I'm revisiting GPX files (as I do) on the ka72 site, and have noticed that files that have been output by Realspeed or GPSARPro (and I only have a few samples of these) seem to have had their dates and times altered to adjust for the time zone of the track. (Normally, when a device records a GPS file, it writes the date and time in GMT/UTC time, not adjusted for time zone.)
There is no indication in the file of what time zone the track might be in (apart from making an educated guess), and it is a royal pain.
Can anyone explain this phenomenon?
Can't answer your question dylan, but just to clarify, do you mean there's no timezone indication of the realspeed/gpsar saved files, or the files from the GPS?
I know the GT's have an input for timezone, so that could be in there somewhere.
I've just tried saving one of Kellie's SBN files as a GPX file with Realspeed, and it maintained the correct date/time.
What I have is some GPX files that have been submitted to the KA72 website. Although the sailing sessions were on a single day, they got split across two "days" because the date/time information in the file is incorrectly GMT+10 instead of GMT. You can see one of these files at www.ka72.com, one of the most recent submissions from Golden Beach is split across the 9th and 10th of March, although actually the sailing all took place on the 9th of March.
I don't have the original files from the GPS, only the files that have been submitted to the website, but it's not the first time it has happened.
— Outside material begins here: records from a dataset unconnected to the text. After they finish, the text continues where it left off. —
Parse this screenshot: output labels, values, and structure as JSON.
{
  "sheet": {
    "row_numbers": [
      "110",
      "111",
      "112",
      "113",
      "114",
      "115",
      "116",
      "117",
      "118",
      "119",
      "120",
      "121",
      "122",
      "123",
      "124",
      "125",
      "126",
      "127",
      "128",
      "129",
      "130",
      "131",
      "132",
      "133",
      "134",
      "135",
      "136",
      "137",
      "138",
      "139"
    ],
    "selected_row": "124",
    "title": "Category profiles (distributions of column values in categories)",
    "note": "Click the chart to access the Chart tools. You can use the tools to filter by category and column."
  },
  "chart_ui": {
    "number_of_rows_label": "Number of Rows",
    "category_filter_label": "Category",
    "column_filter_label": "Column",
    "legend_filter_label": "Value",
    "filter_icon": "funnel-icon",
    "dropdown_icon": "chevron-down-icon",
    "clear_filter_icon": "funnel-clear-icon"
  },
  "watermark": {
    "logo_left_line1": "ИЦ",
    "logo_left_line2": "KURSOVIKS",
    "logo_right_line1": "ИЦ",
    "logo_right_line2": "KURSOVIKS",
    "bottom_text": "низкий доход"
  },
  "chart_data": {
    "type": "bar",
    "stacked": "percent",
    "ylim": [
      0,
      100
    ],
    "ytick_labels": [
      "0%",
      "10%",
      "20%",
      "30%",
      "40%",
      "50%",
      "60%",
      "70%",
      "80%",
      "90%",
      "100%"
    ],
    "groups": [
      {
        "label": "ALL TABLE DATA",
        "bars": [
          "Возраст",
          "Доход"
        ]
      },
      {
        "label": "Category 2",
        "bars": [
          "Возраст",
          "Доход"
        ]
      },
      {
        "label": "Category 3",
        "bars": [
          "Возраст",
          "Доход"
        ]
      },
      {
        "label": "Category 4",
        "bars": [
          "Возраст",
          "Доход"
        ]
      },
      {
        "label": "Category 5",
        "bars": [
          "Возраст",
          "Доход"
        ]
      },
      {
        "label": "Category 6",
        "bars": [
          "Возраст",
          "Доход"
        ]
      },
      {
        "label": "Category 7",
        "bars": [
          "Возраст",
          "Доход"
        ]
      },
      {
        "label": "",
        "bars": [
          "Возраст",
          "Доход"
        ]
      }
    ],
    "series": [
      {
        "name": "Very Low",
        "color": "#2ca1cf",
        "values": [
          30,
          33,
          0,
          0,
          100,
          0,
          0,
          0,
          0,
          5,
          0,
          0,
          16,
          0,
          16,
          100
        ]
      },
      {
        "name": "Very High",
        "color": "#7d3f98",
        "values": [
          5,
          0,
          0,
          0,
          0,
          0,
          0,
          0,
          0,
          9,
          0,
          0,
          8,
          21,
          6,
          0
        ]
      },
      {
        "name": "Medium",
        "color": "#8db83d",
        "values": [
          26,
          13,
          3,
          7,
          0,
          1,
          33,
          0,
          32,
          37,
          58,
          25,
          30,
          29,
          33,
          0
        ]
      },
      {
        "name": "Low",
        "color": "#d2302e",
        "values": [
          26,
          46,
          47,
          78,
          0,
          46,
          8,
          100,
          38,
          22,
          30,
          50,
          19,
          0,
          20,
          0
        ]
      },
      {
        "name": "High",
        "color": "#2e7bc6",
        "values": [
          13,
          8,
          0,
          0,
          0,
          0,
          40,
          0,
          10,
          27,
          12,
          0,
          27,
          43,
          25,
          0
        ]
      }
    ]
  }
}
It always seems to be with files that have been saved out of RealSpeed or GPSARPro.
Dylan.
From the GPX file spec:
I think that what Dylan is saying is that some versions of some programs change the time from GMT to what the local time is, and then save that as GMT.
For example, right now it's 23:05 Western Daylight Saving time, so my GPS would record this as 14:05 GMT.
A program might read this, interpret what timezone I'm in, then save the time as 23:05 GMT (not 23:05 Western Daylight Saving Time).
Is this right Dylan?
As a programmer I can totally understand how such a bug might appear, and stay unnoticed for years.
Yes, nebbian, you've got it. That's exactly what I mean.
The speed reader site has to assume that since the date and time stored in the file is in UTC format (with the Z at the end.) So it works out that you are,for example, in approximately time zone GMT+10 (by your coordinates) and adds ten hours to each record in order to get an approximate "local" time.
This then allows the site to split files into multiple sessions over multiple days.
Which is all stuffed up if your dates have been modified by the software. You end up getting 20 hours added to the original date, ten by the site, and ten by something else (an old version of Realspeed maybe, or maybe some other thing.)
It seems like the present version of Realspeed doesn't do this, and I'm not even certain that the old one does this, but it seems like a possibility. I don't own GPSAR so I can't check that.
The real issue here is that old GPS's had their own timestamp modification, so the programs needed to implement a workaround so that different tracks could map to the same day. The correct solution is to set the GPS's to write the data in GMT, and never rewrite the date in the datafile.
You would only rewrite the date when displaying it on-screen -> which has the nice benefit of using a corrected timezone database, rather than the fudge factor of say +10.
I guess the problem is that the GPX file is presenting the date as GMT, when actually it is not GMT, and there is no way of knowing whether it is or not.
I could infer that the date is wrong, by guessing that people don't usually start windsurfing at 10pm, through to 2am, but that doesn't always work out.